Walter Dirk, Döring Claudia, Feldhahn Magdalena, Battke Florian, Hartmann Sylvia, Winkelmann Ria, Schneider Markus, Bankov Katrin, Schnitzbauer Andreas, Zeuzem Stefan, Hansmann Martin Leo, Peveling-Oberhag Jan
Department of Internal Medicine I, Johann Wolfgang Goethe-University Hospital, 60590 Frankfurt, Germany.
Dr. Senckenberg Institute of Pathology, Johann Wolfgang Goethe-University Hospital, 60590 Frankfurt, Germany.
Oncotarget. 2017 Feb 28;8(9):14957-14968. doi: 10.18632/oncotarget.14844.
No personalized therapy regimens could demonstrate a benefit in survival of intrahepatic cholangiocarcinoma (iCCA). Since genetic heterogeneity might influence single biopsy based targeted therapy or the outcome of clinical trials, aim of the present study was to investigate intratumoral heterogeneity of iCCA by whole exome sequencing. Therefore, samples from tumor center and tumor periphery of large iCCA lesions as well as a control from healthy liver tissue were obtained from four patients and whole exome sequencing was performed. Mutations that occurred only in the tumor center or periphery were defined as private, whereas mutations present in both samples were regarded as common. A mean of 3 non-synonymous private mutations (range 0-14) per sample compared to 33,3 common mutations per sample (range 24-41) was identified. Mean percentage of non-synonymous private mutations per sample was 12% (range 0-58). In all samples of patient 1-3 as well as the central sample of patient 4 ≤ 10% private mutations were found, whereas 58% of private mutations were identified in the peripheral sample of patient 4. In this sample a private mutation in the DNA mismatch repair protein MSH6 could be identified most likely causing the high amount of private mutations. No substantial intratumoral heterogeneity was found in copy number variation analysis. In conclusion, iCCA show a small but distinct intratumoral heterogeneity. Somatic mutations in mismatch repair proteins might contribute significantly to increased spatial tumor burden and thereby may influence clinical management.

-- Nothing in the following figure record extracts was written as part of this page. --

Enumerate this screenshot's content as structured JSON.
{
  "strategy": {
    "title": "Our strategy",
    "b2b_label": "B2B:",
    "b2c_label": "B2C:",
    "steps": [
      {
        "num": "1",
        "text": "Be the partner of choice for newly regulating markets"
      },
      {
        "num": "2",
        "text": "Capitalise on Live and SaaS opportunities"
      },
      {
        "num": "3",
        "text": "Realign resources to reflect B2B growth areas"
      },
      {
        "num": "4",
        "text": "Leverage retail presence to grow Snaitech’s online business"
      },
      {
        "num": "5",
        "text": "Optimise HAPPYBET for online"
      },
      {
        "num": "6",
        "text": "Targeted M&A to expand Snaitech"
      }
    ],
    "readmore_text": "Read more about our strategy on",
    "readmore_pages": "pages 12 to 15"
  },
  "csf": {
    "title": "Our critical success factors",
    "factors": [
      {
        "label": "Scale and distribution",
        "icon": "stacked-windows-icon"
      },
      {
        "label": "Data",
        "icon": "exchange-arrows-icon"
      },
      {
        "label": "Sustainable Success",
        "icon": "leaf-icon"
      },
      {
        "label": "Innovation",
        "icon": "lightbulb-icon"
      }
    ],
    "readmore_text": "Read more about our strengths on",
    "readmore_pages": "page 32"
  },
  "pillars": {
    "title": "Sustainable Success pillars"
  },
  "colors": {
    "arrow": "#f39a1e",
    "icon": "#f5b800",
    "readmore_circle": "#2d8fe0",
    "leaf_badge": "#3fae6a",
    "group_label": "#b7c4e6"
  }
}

没有个性化治疗方案能证明对肝内胆管癌(iCCA)的生存有益。由于基因异质性可能会影响基于单次活检的靶向治疗或临床试验结果,本研究的目的是通过全外显子组测序来研究iCCA的肿瘤内异质性。因此,从4例患者的大iCCA病变的肿瘤中心和肿瘤周边获取样本以及健康肝组织对照,并进行全外显子组测序。仅在肿瘤中心或周边出现的突变被定义为私有突变,而两个样本中都存在的突变被视为共有突变。每个样本平均鉴定出3个非同义私有突变(范围为0 - 14个),而每个样本平均有33.3个共有突变(范围为24 - 41个)。每个样本中非同义私有突变的平均百分比为12%(范围为0 - 58%)。在患者1 - 3的所有样本以及患者4的中心样本中,发现的私有突变≤10%,而在患者4的周边样本中鉴定出58%的私有突变。在该样本中,可能鉴定出DNA错配修复蛋白MSH6中的一个私有突变,这很可能导致了大量的私有突变。在拷贝数变异分析中未发现明显的肿瘤内异质性。总之,iCCA显示出较小但明显的肿瘤内异质性。错配修复蛋白中的体细胞突变可能对增加的空间肿瘤负荷有显著贡献,从而可能影响临床管理。